PHP has a lot of built-in functionality - and it continues to grow and grow (and improve), which makes it easy to overlook some of it and create custom solutions instead of tried and tested PHP functions. I decided to make a list - for one to just remind myself to use these functions more in the future. I will amend this list if there are new functions which seem really useful but underused by myself.

pathinfo

pathinfo has been in PHP since 4.0.3 yet it only got my attention in 2016. Using PHP usually involves some kind of “file processing”: often you want to find out the file extension of a file (for example for uploaded files), or the directory of a file, just from a given string which could be an absolute path.

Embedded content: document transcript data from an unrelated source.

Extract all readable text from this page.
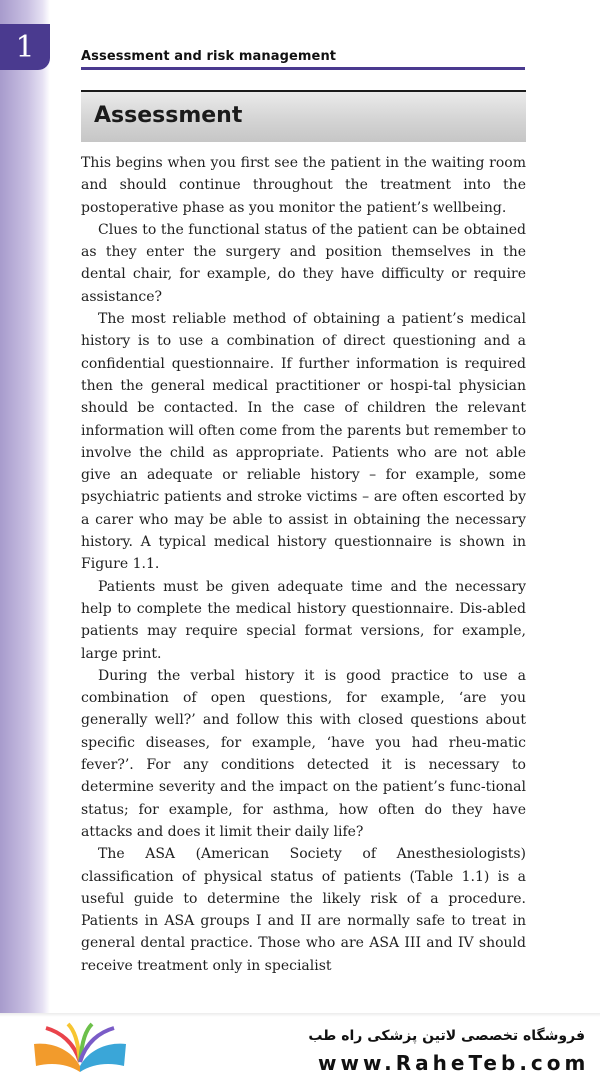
1	Assessment and risk management
Assessment

This begins when you first see the patient in the waiting room and should continue throughout the treatment into the postoperative phase as you monitor the patient’s wellbeing.

Clues to the functional status of the patient can be obtained as they enter the surgery and position themselves in the dental chair, for example, do they have difficulty or require assistance?

The most reliable method of obtaining a patient’s medical history is to use a combination of direct questioning and a confidential questionnaire. If further information is required then the general medical practitioner or hospi-tal physician should be contacted. In the case of children the relevant information will often come from the parents but remember to involve the child as appropriate. Patients who are not able give an adequate or reliable history – for example, some psychiatric patients and stroke victims – are often escorted by a carer who may be able to assist in obtaining the necessary history. A typical medical history questionnaire is shown in Figure 1.1.

Patients must be given adequate time and the necessary help to complete the medical history questionnaire. Dis-abled patients may require special format versions, for example, large print.

During the verbal history it is good practice to use a combination of open questions, for example, ‘are you generally well?’ and follow this with closed questions about specific diseases, for example, ‘have you had rheu-matic fever?’. For any conditions detected it is necessary to determine severity and the impact on the patient’s func-tional status; for example, for asthma, how often do they have attacks and does it limit their daily life?

The ASA (American Society of Anesthesiologists) classification of physical status of patients (Table 1.1) is a useful guide to determine the likely risk of a procedure. Patients in ASA groups I and II are normally safe to treat in general dental practice. Those who are ASA III and IV should receive treatment only in specialist

فروشگاه تخصصی لاتین پزشکی راه طب
www.RaheTeb.com
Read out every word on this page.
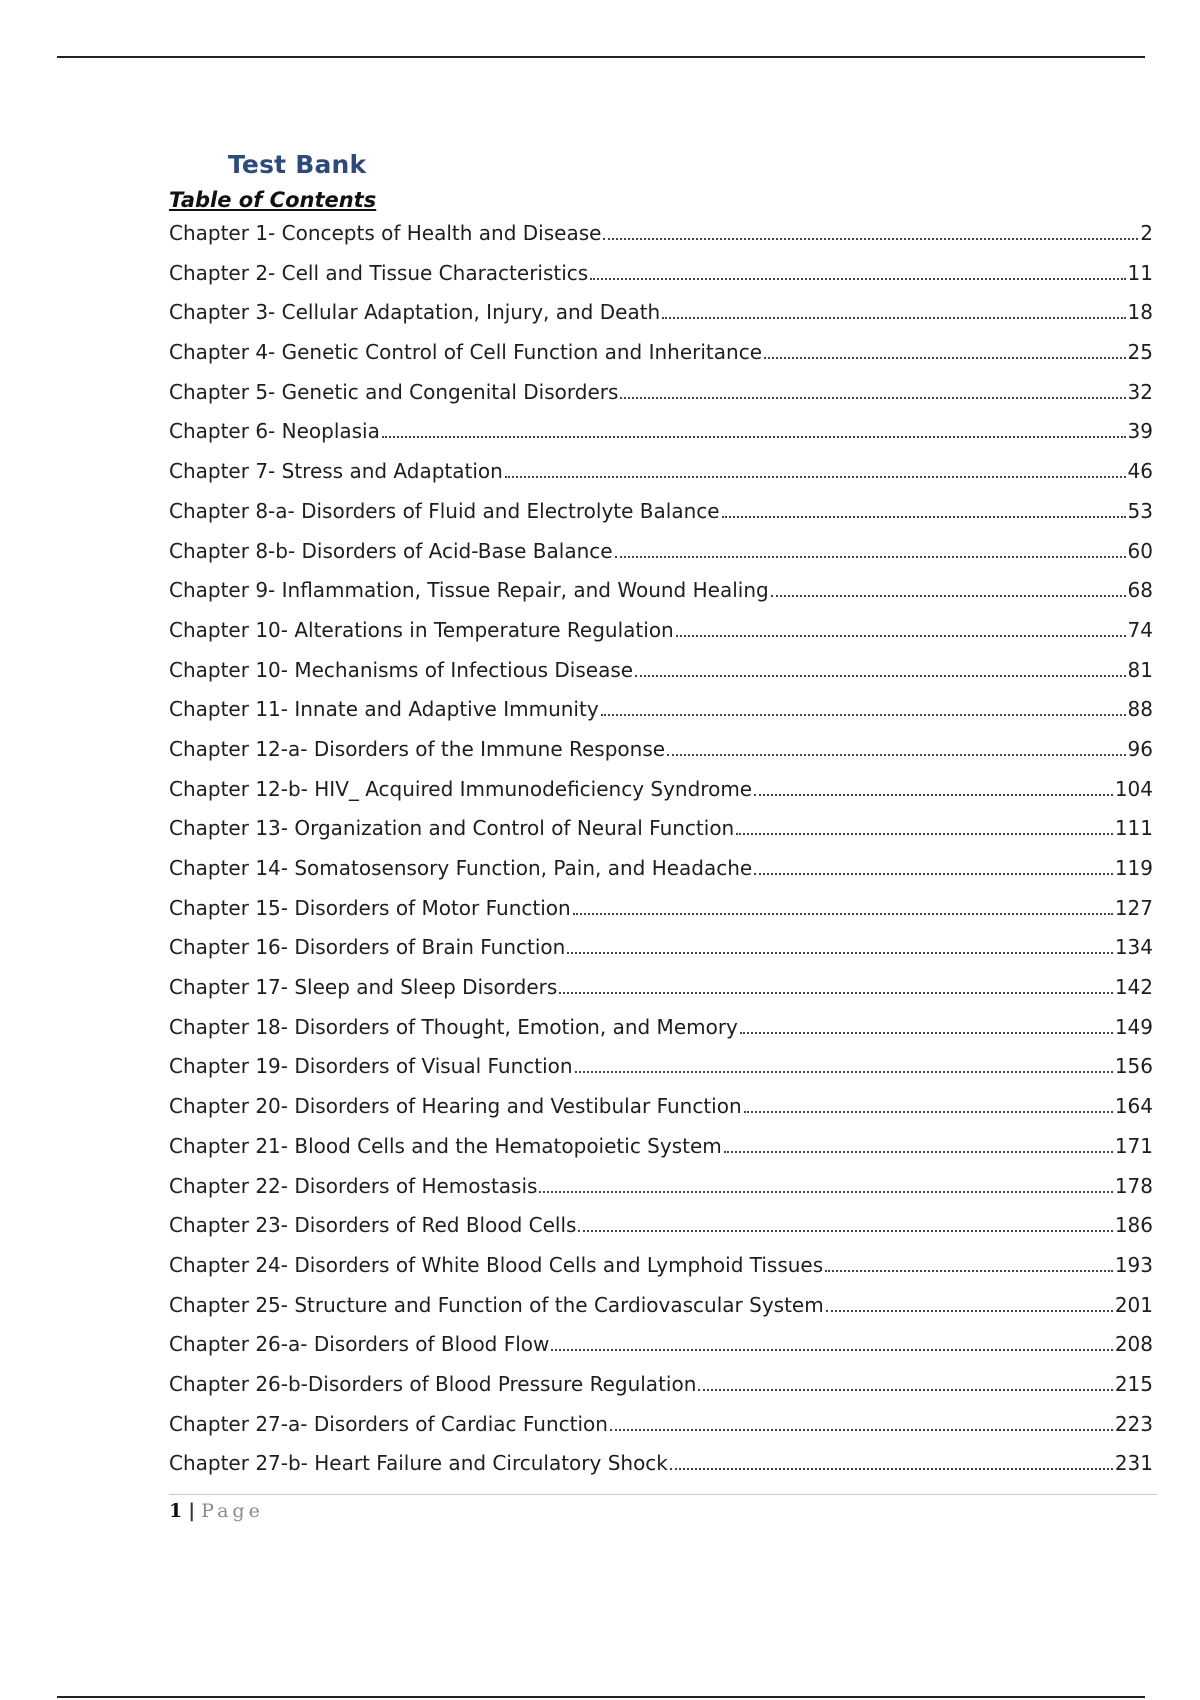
Test Bank
Table of Contents
Chapter 1- Concepts of Health and Disease	2
Chapter 2- Cell and Tissue Characteristics	11
Chapter 3- Cellular Adaptation, Injury, and Death	18
Chapter 4- Genetic Control of Cell Function and Inheritance	25
Chapter 5- Genetic and Congenital Disorders	32
Chapter 6- Neoplasia	39
Chapter 7- Stress and Adaptation	46
Chapter 8-a- Disorders of Fluid and Electrolyte Balance	53
Chapter 8-b- Disorders of Acid-Base Balance	60
Chapter 9- Inflammation, Tissue Repair, and Wound Healing	68
Chapter 10- Alterations in Temperature Regulation	74
Chapter 10- Mechanisms of Infectious Disease	81
Chapter 11- Innate and Adaptive Immunity	88
Chapter 12-a- Disorders of the Immune Response	96
Chapter 12-b- HIV_ Acquired Immunodeficiency Syndrome	104
Chapter 13- Organization and Control of Neural Function	111
Chapter 14- Somatosensory Function, Pain, and Headache	119
Chapter 15- Disorders of Motor Function	127
Chapter 16- Disorders of Brain Function	134
Chapter 17- Sleep and Sleep Disorders	142
Chapter 18- Disorders of Thought, Emotion, and Memory	149
Chapter 19- Disorders of Visual Function	156
Chapter 20- Disorders of Hearing and Vestibular Function	164
Chapter 21- Blood Cells and the Hematopoietic System	171
Chapter 22- Disorders of Hemostasis	178
Chapter 23- Disorders of Red Blood Cells	186
Chapter 24- Disorders of White Blood Cells and Lymphoid Tissues	193
Chapter 25- Structure and Function of the Cardiovascular System	201
Chapter 26-a- Disorders of Blood Flow	208
Chapter 26-b-Disorders of Blood Pressure Regulation	215
Chapter 27-a- Disorders of Cardiac Function	223
Chapter 27-b- Heart Failure and Circulatory Shock	231
1 | Page
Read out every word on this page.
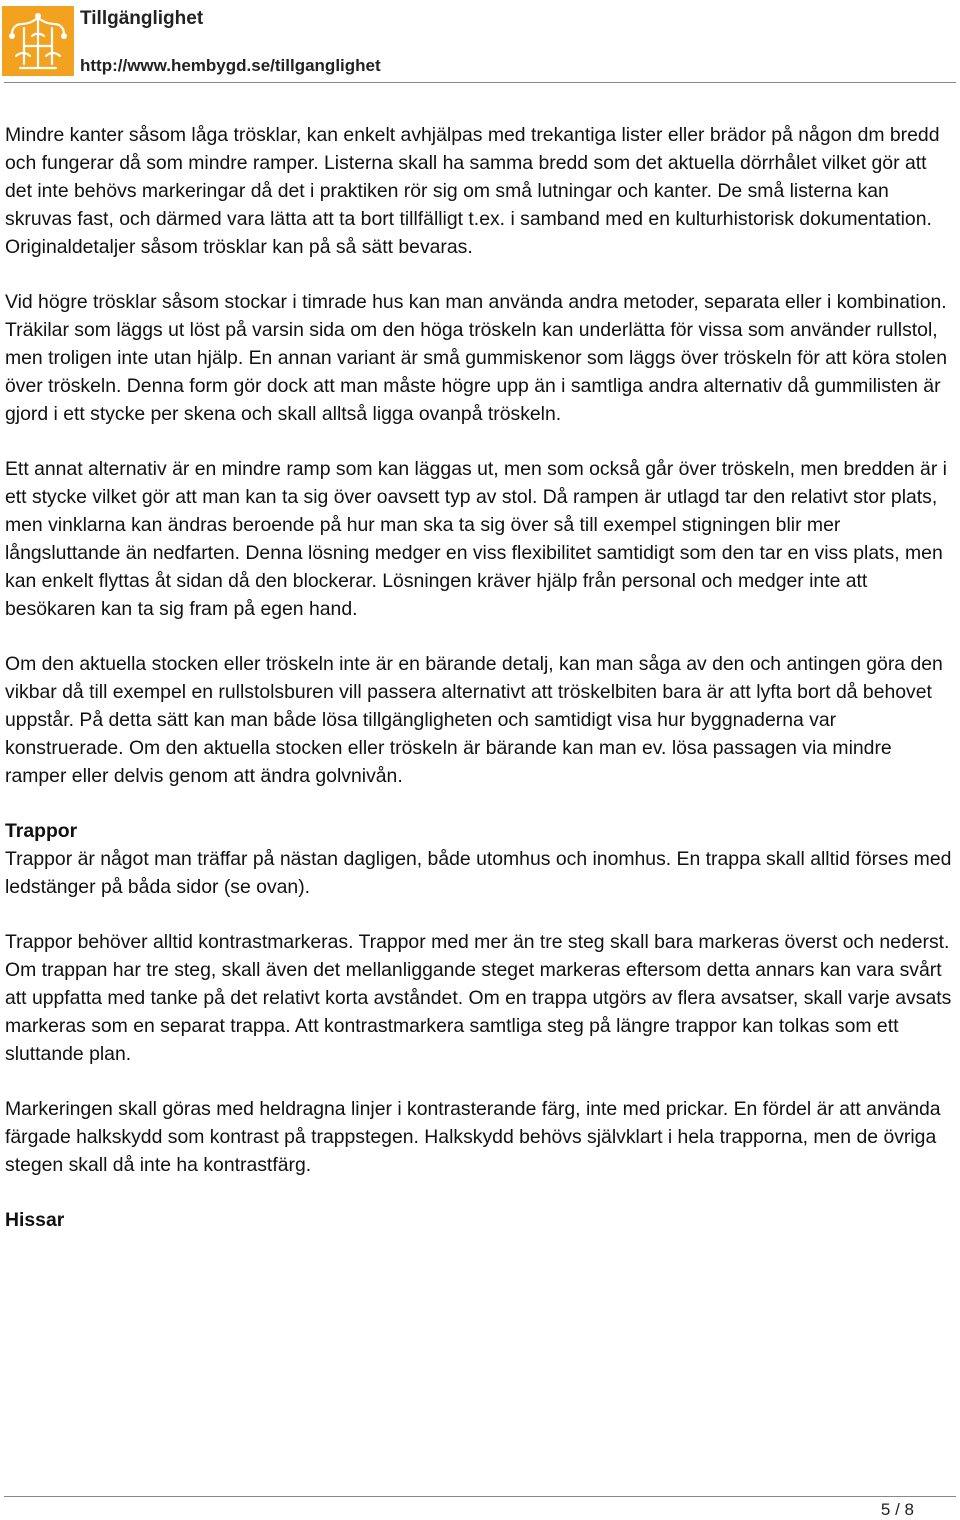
Tillgänglighet
http://www.hembygd.se/tillganglighet

Mindre kanter såsom låga trösklar, kan enkelt avhjälpas med trekantiga lister eller brädor på någon dm bredd och fungerar då som mindre ramper. Listerna skall ha samma bredd som det aktuella dörrhålet vilket gör att det inte behövs markeringar då det i praktiken rör sig om små lutningar och kanter. De små listerna kan skruvas fast, och därmed vara lätta att ta bort tillfälligt t.ex. i samband med en kulturhistorisk dokumentation. Originaldetaljer såsom trösklar kan på så sätt bevaras.

Vid högre trösklar såsom stockar i timrade hus kan man använda andra metoder, separata eller i kombination. Träkilar som läggs ut löst på varsin sida om den höga tröskeln kan underlätta för vissa som använder rullstol, men troligen inte utan hjälp. En annan variant är små gummiskenor som läggs över tröskeln för att köra stolen över tröskeln. Denna form gör dock att man måste högre upp än i samtliga andra alternativ då gummilisten är gjord i ett stycke per skena och skall alltså ligga ovanpå tröskeln.

Ett annat alternativ är en mindre ramp som kan läggas ut, men som också går över tröskeln, men bredden är i ett stycke vilket gör att man kan ta sig över oavsett typ av stol. Då rampen är utlagd tar den relativt stor plats, men vinklarna kan ändras beroende på hur man ska ta sig över så till exempel stigningen blir mer långsluttande än nedfarten. Denna lösning medger en viss flexibilitet samtidigt som den tar en viss plats, men kan enkelt flyttas åt sidan då den blockerar. Lösningen kräver hjälp från personal och medger inte att besökaren kan ta sig fram på egen hand.

Om den aktuella stocken eller tröskeln inte är en bärande detalj, kan man såga av den och antingen göra den vikbar då till exempel en rullstolsburen vill passera alternativt att tröskelbiten bara är att lyfta bort då behovet uppstår. På detta sätt kan man både lösa tillgängligheten och samtidigt visa hur byggnaderna var konstruerade. Om den aktuella stocken eller tröskeln är bärande kan man ev. lösa passagen via mindre ramper eller delvis genom att ändra golvnivån.

Trappor

Trappor är något man träffar på nästan dagligen, både utomhus och inomhus. En trappa skall alltid förses med ledstänger på båda sidor (se ovan).

Trappor behöver alltid kontrastmarkeras. Trappor med mer än tre steg skall bara markeras överst och nederst. Om trappan har tre steg, skall även det mellanliggande steget markeras eftersom detta annars kan vara svårt att uppfatta med tanke på det relativt korta avståndet. Om en trappa utgörs av flera avsatser, skall varje avsats markeras som en separat trappa. Att kontrastmarkera samtliga steg på längre trappor kan tolkas som ett sluttande plan.

Markeringen skall göras med heldragna linjer i kontrasterande färg, inte med prickar. En fördel är att använda färgade halkskydd som kontrast på trappstegen. Halkskydd behövs självklart i hela trapporna, men de övriga stegen skall då inte ha kontrastfärg.

Hissar
5 / 8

pathinfo processes a “file location” into directory name, base name, extension and filename (base name without extension). Very handy in a lot of situations!

array_map

Processing all items of an array in a specific way is a routine task in PHP - for example making sure all elements are numbers, stripping html tags or removing unnecessary whitespaces. You can do that easily with foreach:

$a = ['hello','world',' help ',' bla'];

foreach($a as $key => $value) {
  $a[$key] = trim($value);
}

This is okay - readable and explicit. But it is so much shorter with array_map:

$a = ['hello','world',' help ',' bla'];
$a = array_map('trim', $a);

The explicit foreach loop still has its advantages, especially for complex logic - but for simple cases and routine processing like trim, strip_tags or similar functions array_map makes the source code much more concise and reduces the possibility for errors.

preg_quote

I use preg_replace a lot - it is just so easy to transform strings with it, and I like the regular expressions syntax. One difficult thing to keep track of are all the special characters in regular expressions, because I do not use all of them, and when creating some replacements you easily forget one (I forgot to “escape” the dot so many times because it is used everywhere - numbers, regular texts, etc. - and your regex expressions usually work just the same).

When inserting a string in a regular expressions which should not contain any special regex characters, preg_quote comes in very handy - you don’t have to do any manual escaping (no more [.] instead of just .) and it reduces the chances of simple errors and even security problems. I am not sure how other developers do they regular expressions, but I have used preg_quote very seldom and just put more work and responsibility on myself for no reason. Don’t do that, me!

Also don’t forget to provide the second argument (specifying the delimiter you are using in your regex).